As illustrated in Figures 4, 5, all kinetic parameters of the paretic limb demonstrated significant and consistent correlations with clinical assessments, particularly when the paretic limb served as the supporting leg. In contrast, only a subset of the non-paretic limb parameters exhibited weaker and less consistent associations. These findings underscore the potential value of propulsion-related metrics from the paretic limb as objective markers linked to clinical performance and highlight paretic limb propulsion as a critical target in rehabilitation. In general, greater force and impulse values were associated with better functional performance. However, an exception was observed for the Impulse_x-lead of the non-paretic limb, where higher values were associated with poorer clinical outcomes. However, given the relatively low ICC of this parameter, this result should be interpreted with caution.

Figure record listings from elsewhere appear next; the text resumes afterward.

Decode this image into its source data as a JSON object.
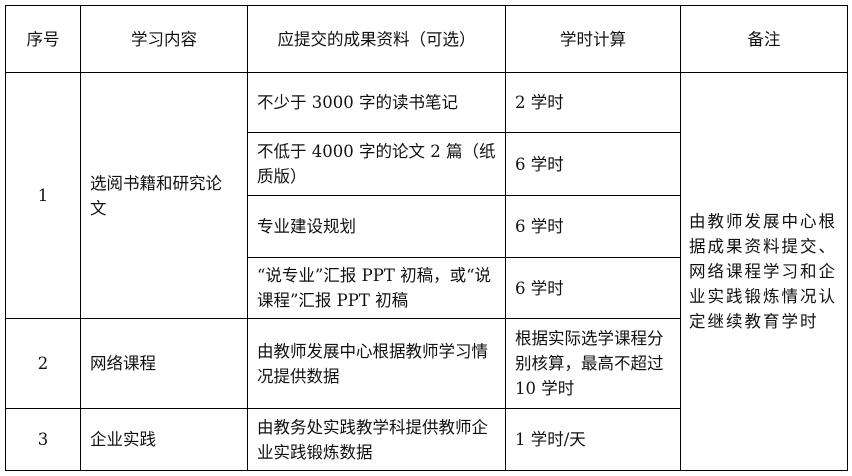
{
  "headers": [
    "序号",
    "学习内容",
    "应提交的成果资料（可选）",
    "学时计算",
    "备注"
  ],
  "rows": [
    {
      "no": "1",
      "content": "选阅书籍和研究论文",
      "items": [
        {
          "material": "不少于 3000 字的读书笔记",
          "hours": "2 学时"
        },
        {
          "material": "不低于 4000 字的论文 2 篇（纸质版）",
          "hours": "6 学时"
        },
        {
          "material": "专业建设规划",
          "hours": "6 学时"
        },
        {
          "material": "“说专业”汇报 PPT 初稿，或“说课程”汇报 PPT 初稿",
          "hours": "6 学时"
        }
      ]
    },
    {
      "no": "2",
      "content": "网络课程",
      "items": [
        {
          "material": "由教师发展中心根据教师学习情况提供数据",
          "hours": "根据实际选学课程分别核算，最高不超过 10 学时"
        }
      ]
    },
    {
      "no": "3",
      "content": "企业实践",
      "items": [
        {
          "material": "由教务处实践教学科提供教师企业实践锻炼数据",
          "hours": "1 学时/天"
        }
      ]
    }
  ],
  "remark": "由教师发展中心根据成果资料提交、网络课程学习和企业实践锻炼情况认定继续教育学时"
}
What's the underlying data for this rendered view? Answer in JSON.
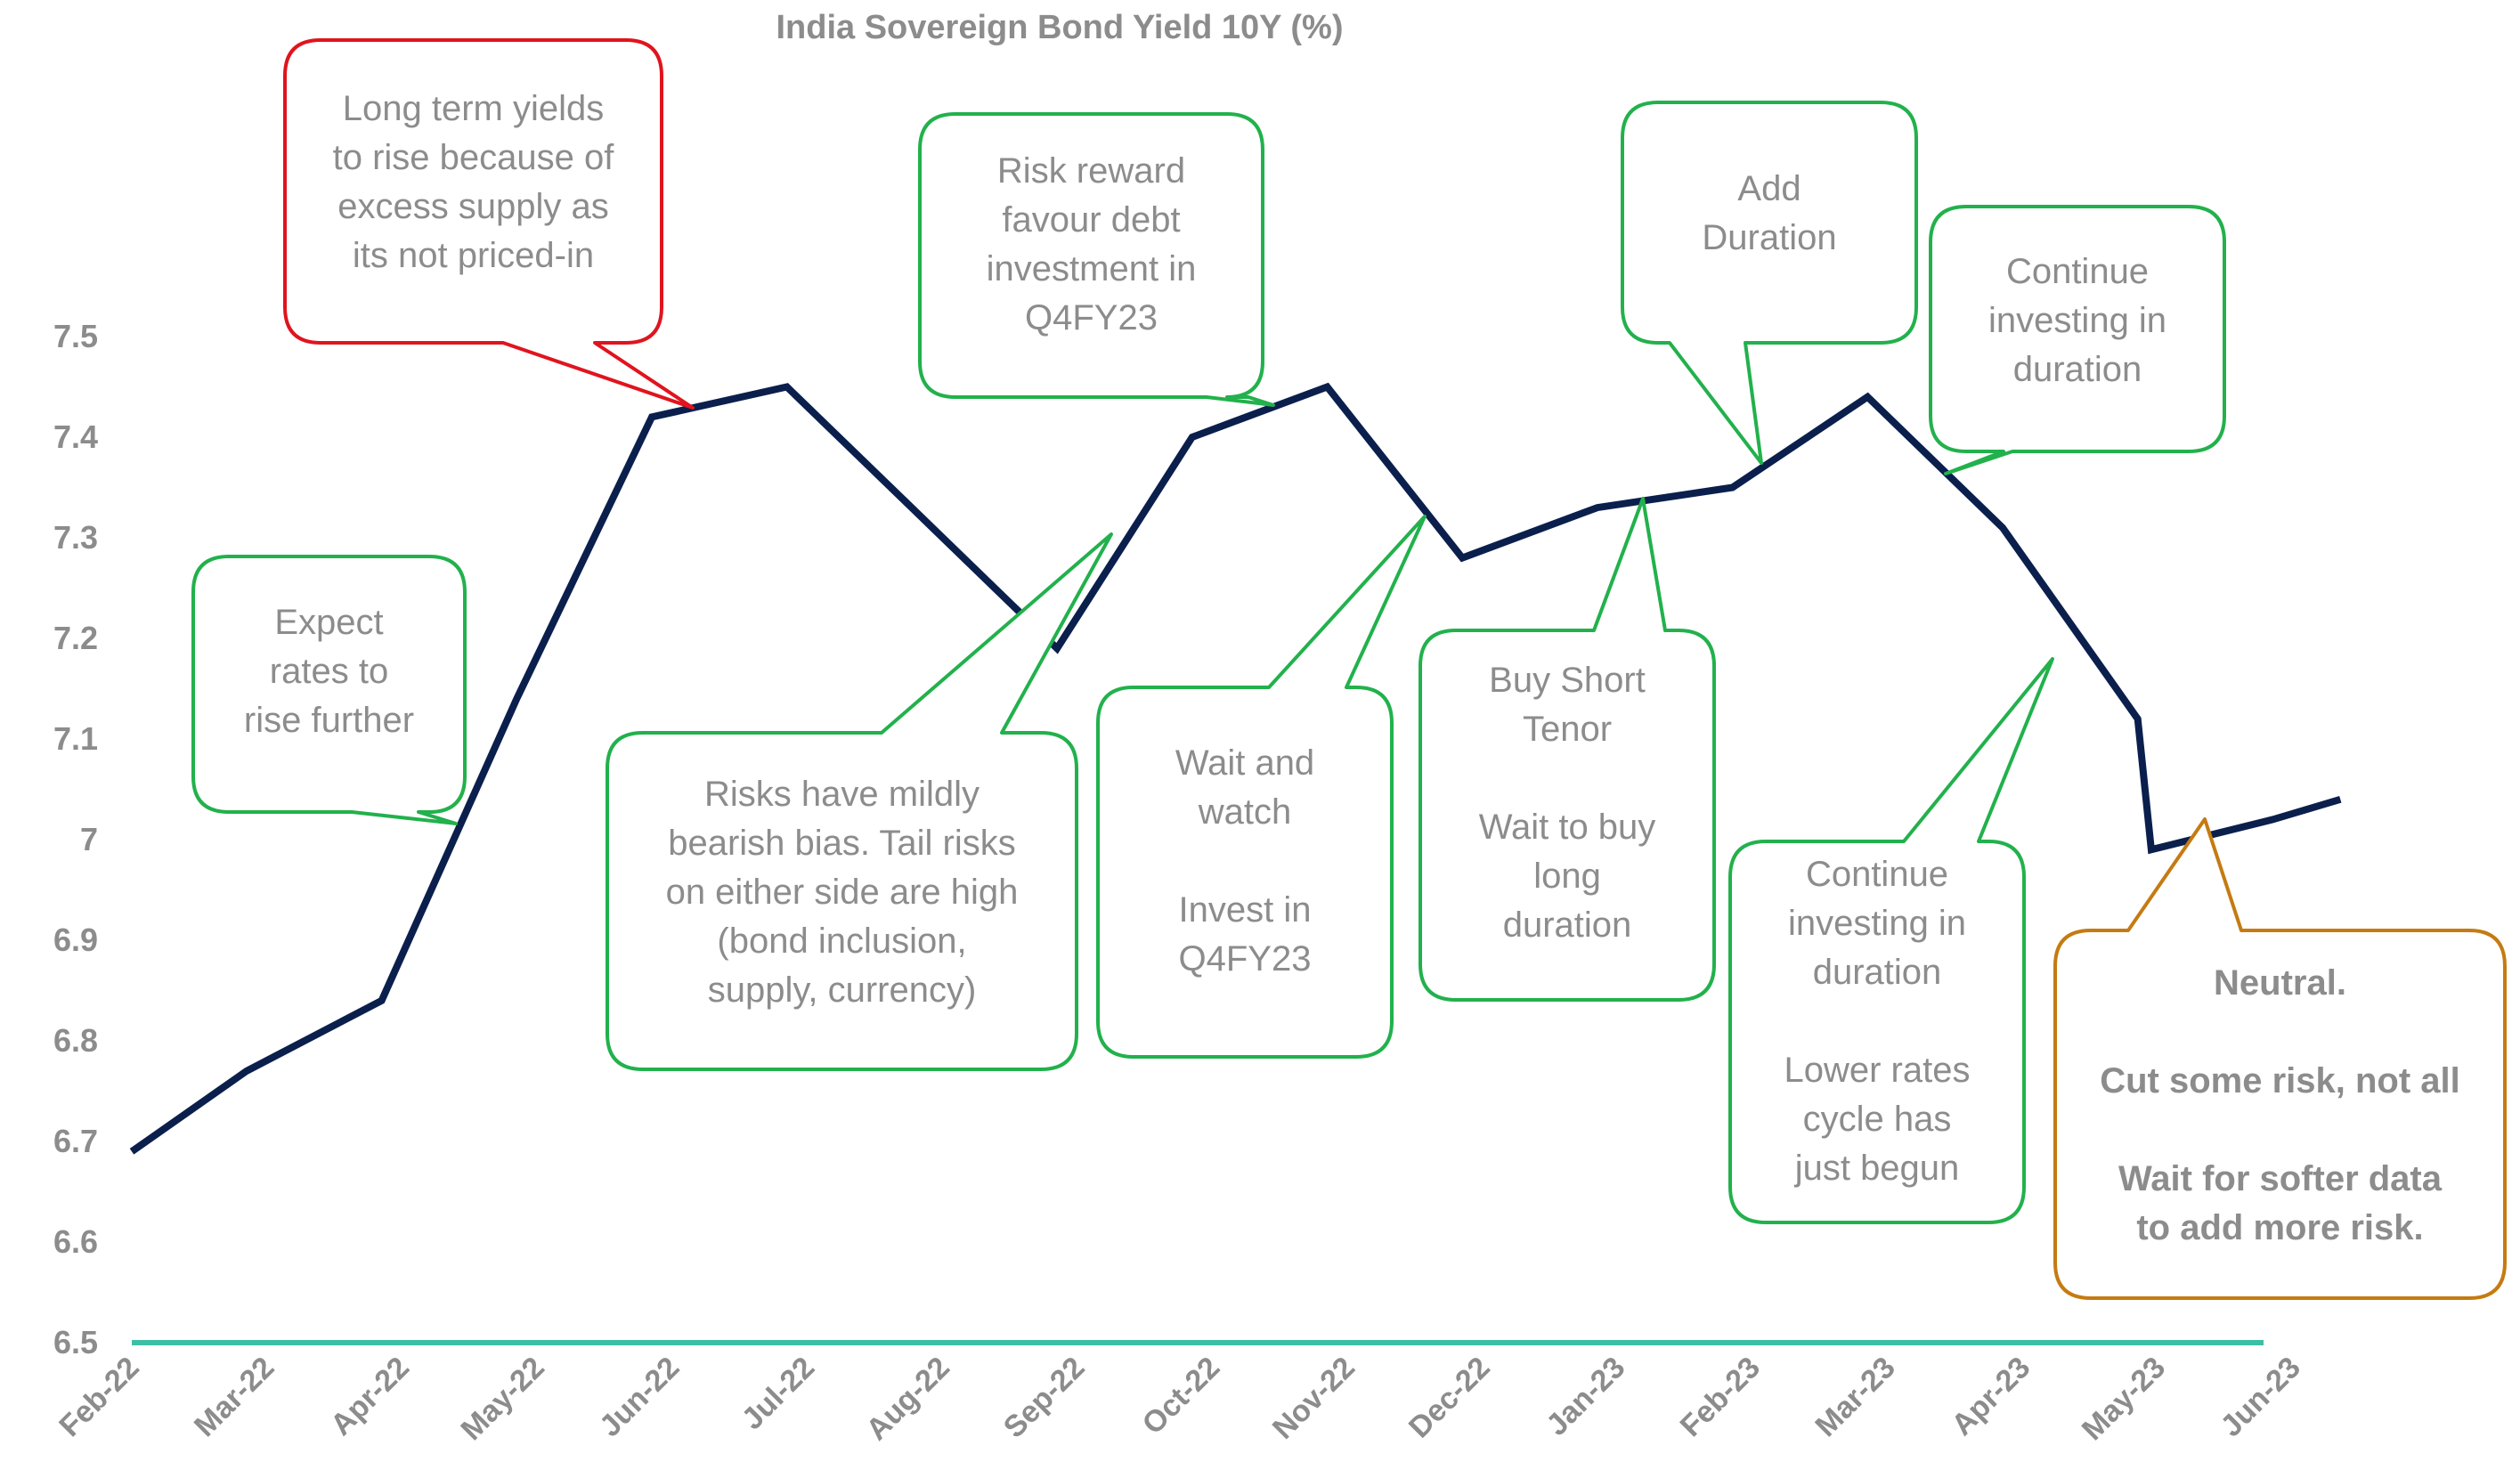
{
  "chart_data": {
    "type": "line",
    "title": "India Sovereign Bond Yield 10Y (%)",
    "categories": [
      "Feb-22",
      "Mar-22",
      "Apr-22",
      "May-22",
      "Jun-22",
      "Jul-22",
      "Aug-22",
      "Sep-22",
      "Oct-22",
      "Nov-22",
      "Dec-22",
      "Jan-23",
      "Feb-23",
      "Mar-23",
      "Apr-23",
      "May-23",
      "Jun-23"
    ],
    "series": [
      {
        "color": "#0b1f4d",
        "points": [
          {
            "x": 0.0,
            "y": 6.69
          },
          {
            "x": 0.85,
            "y": 6.77
          },
          {
            "x": 1.85,
            "y": 6.84
          },
          {
            "x": 2.85,
            "y": 7.14
          },
          {
            "x": 3.85,
            "y": 7.42
          },
          {
            "x": 4.85,
            "y": 7.45
          },
          {
            "x": 5.85,
            "y": 7.32
          },
          {
            "x": 6.85,
            "y": 7.19
          },
          {
            "x": 7.85,
            "y": 7.4
          },
          {
            "x": 8.85,
            "y": 7.45
          },
          {
            "x": 9.85,
            "y": 7.28
          },
          {
            "x": 10.85,
            "y": 7.33
          },
          {
            "x": 11.85,
            "y": 7.35
          },
          {
            "x": 12.85,
            "y": 7.44
          },
          {
            "x": 13.85,
            "y": 7.31
          },
          {
            "x": 14.85,
            "y": 7.12
          },
          {
            "x": 14.95,
            "y": 6.99
          },
          {
            "x": 15.85,
            "y": 7.02
          },
          {
            "x": 16.35,
            "y": 7.04
          }
        ]
      }
    ],
    "yticks": [
      "7.5",
      "7.4",
      "7.3",
      "7.2",
      "7.1",
      "7",
      "6.9",
      "6.8",
      "6.7",
      "6.6",
      "6.5"
    ],
    "ylim": [
      6.5,
      7.5
    ],
    "baseline_color": "#3dbfa6",
    "grid": false,
    "annotations": [
      {
        "name": "callout-expect-rates",
        "color": "#22b14c",
        "bold": false,
        "lines": [
          "Expect",
          "rates to",
          "rise further"
        ]
      },
      {
        "name": "callout-long-term-yields",
        "color": "#e0141e",
        "bold": false,
        "lines": [
          "Long term yields",
          "to rise because of",
          "excess supply as",
          "its not priced-in"
        ]
      },
      {
        "name": "callout-risks-mildly-bearish",
        "color": "#22b14c",
        "bold": false,
        "lines": [
          "Risks have mildly",
          "bearish bias. Tail risks",
          "on either side are high",
          "(bond inclusion,",
          "supply, currency)"
        ]
      },
      {
        "name": "callout-risk-reward",
        "color": "#22b14c",
        "bold": false,
        "lines": [
          "Risk reward",
          "favour debt",
          "investment in",
          "Q4FY23"
        ]
      },
      {
        "name": "callout-wait-and-watch",
        "color": "#22b14c",
        "bold": false,
        "lines": [
          "Wait and",
          "watch",
          "",
          "Invest in",
          "Q4FY23"
        ]
      },
      {
        "name": "callout-buy-short-tenor",
        "color": "#22b14c",
        "bold": false,
        "lines": [
          "Buy Short",
          "Tenor",
          "",
          "Wait to buy",
          "long",
          "duration"
        ]
      },
      {
        "name": "callout-add-duration",
        "color": "#22b14c",
        "bold": false,
        "lines": [
          "Add",
          "Duration"
        ]
      },
      {
        "name": "callout-continue-investing-top",
        "color": "#22b14c",
        "bold": false,
        "lines": [
          "Continue",
          "investing in",
          "duration"
        ]
      },
      {
        "name": "callout-continue-investing-lower",
        "color": "#22b14c",
        "bold": false,
        "lines": [
          "Continue",
          "investing in",
          "duration",
          "",
          "Lower rates",
          "cycle has",
          "just begun"
        ]
      },
      {
        "name": "callout-neutral",
        "color": "#c57b12",
        "text_color": "#e8900c",
        "bold": true,
        "lines": [
          "Neutral.",
          "",
          "Cut some risk, not all",
          "",
          "Wait for softer data",
          "to add more risk."
        ]
      }
    ]
  }
}
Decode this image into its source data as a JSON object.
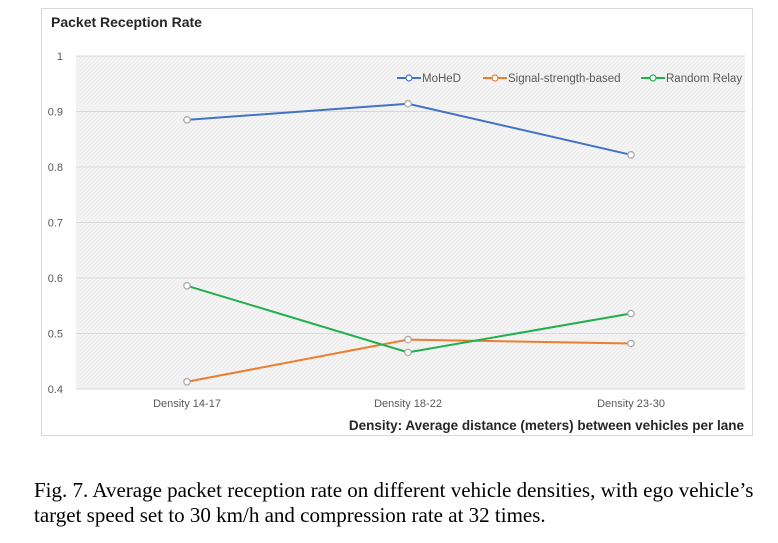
{
  "chart_data": {
    "type": "line",
    "title": "Packet Reception Rate",
    "xlabel": "Density: Average distance (meters) between vehicles per lane",
    "ylabel": "",
    "categories": [
      "Density 14-17",
      "Density 18-22",
      "Density 23-30"
    ],
    "ylim": [
      0.4,
      1.0
    ],
    "yticks": [
      "0.4",
      "0.5",
      "0.6",
      "0.7",
      "0.8",
      "0.9",
      "1"
    ],
    "yticks_values": [
      0.4,
      0.5,
      0.6,
      0.7,
      0.8,
      0.9,
      1.0
    ],
    "grid": true,
    "legend_position": "top-right",
    "series": [
      {
        "name": "MoHeD",
        "color": "#4472c4",
        "values": [
          0.885,
          0.914,
          0.822
        ]
      },
      {
        "name": "Signal-strength-based",
        "color": "#ed7d31",
        "values": [
          0.413,
          0.489,
          0.482
        ]
      },
      {
        "name": "Random Relay",
        "color": "#21b04b",
        "values": [
          0.586,
          0.466,
          0.536
        ]
      }
    ],
    "marker_stroke": "#a6a6a6",
    "marker_fill": "#ffffff"
  },
  "caption": {
    "text": "Fig. 7.  Average packet reception rate on different vehicle densities, with ego vehicle’s target speed set to 30 km/h and compression rate at 32 times."
  }
}
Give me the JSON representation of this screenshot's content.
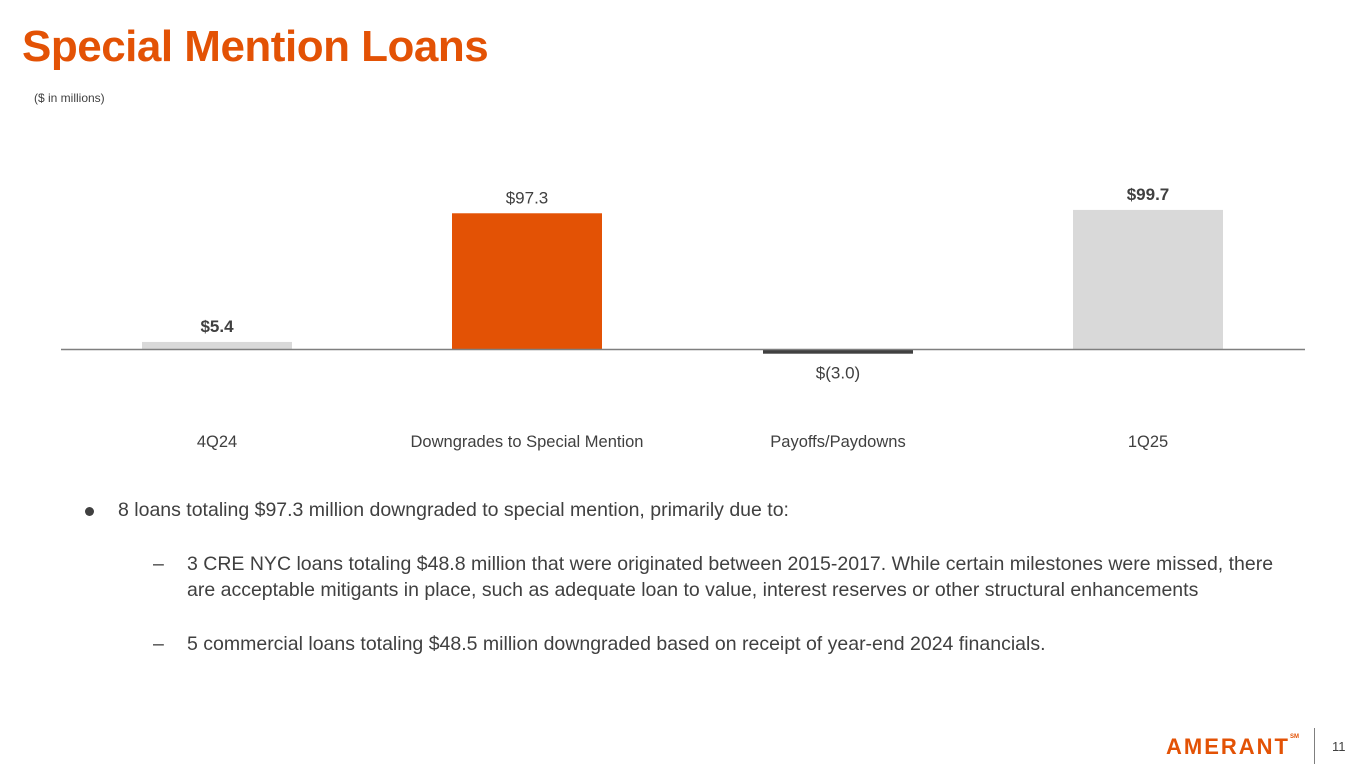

Several limitations should be noted. First, the small sample size may limit further subgroup analyses. Second, although most gait initiation parameters demonstrated acceptable to good within-session reliability, a few variables showed relatively low ICC values (Δt_P1, non-paretic Impulse_x-lead and Impulse_x-trail in the stroke group). Third, participants were not strictly matched based on their preferred leading limb in this study. In addition, we did not examine whether absolute GRF magnitude influenced the kinematic outcomes. Future research should include larger samples, increase the number of repeated trials, and consider swing-limb preference as well as the influence of absolute GRF magnitude on kinematic outcomes in the study design and analyses.

5 Conclusion

Based on the refined phase-segmentation approach, we obtained additional insights: during gait initiation, stroke patients exhibited impaired APA capacity, which was primarily reflected by a prolonged P2 duration and reduced COP displacement in P1. COPX1, COPX3, and paretic-limb propulsive force may serve as potential objective, quantitative indicators for clinical assessment. Gait initiation training should be considered for incorporation into post-stroke rehabilitation, with particular attention to improving weight shifting, paretic-limb weight-bearing, and propulsion.